After exploring the whole foods, students were finally given the opportunity to make their own lightly-processed treats! The class of 40 was divided into three groups, each of which was tasked with harvesting a different green from around the farm: sage, chard, and basil.
Once the greens were harvested and hand-washed, the kids gathered to prepare three raw pesto blends. Using hand-powered veggie choppers, each group combined their greens, along with some olive oil; salt; and a blend of lemon juice and water to make a fresh green pesto. Once complete, it was time to taste and compare the fruits of our labor with some dipping crackers.
(In case you’re wondering: while the group felt that each pesto was unique and awesome, the basil pesto gained the most praise.)

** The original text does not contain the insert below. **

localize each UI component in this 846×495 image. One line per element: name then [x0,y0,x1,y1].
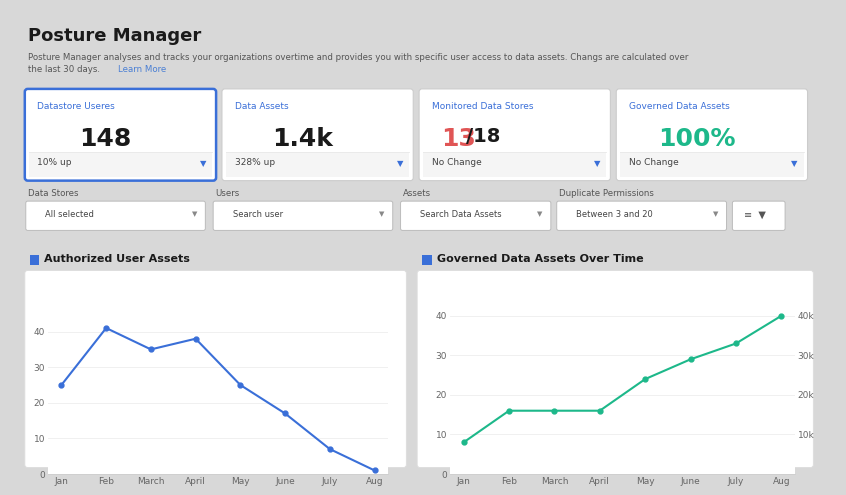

The pesto that we made was technically processed, as there was some labor involved in preparing it. But with minimal alterations and no temperature influence (i.e. heat or chilling), it retained all the vitamins, minerals, and other nutrients of whole and lightly-processed foods that are great sources for energy in our body.
Our goals with this lesson were to help kid distinguish between whole and processed foods; and to understand why whole foods are better for our bodies. In doing so, we hope to inform their eating choices and perhaps even spark a new interest in purchasing, preparing and eating more fresh whole foods.
The Battery Conservancy thanks CAMBA for choosing Battery Urban Farm as a site for their After School program this summer. We would also like to thank City As School and the Ettinger Foundation for the donation of the hand-powered veggie choppers that made these pestos possible!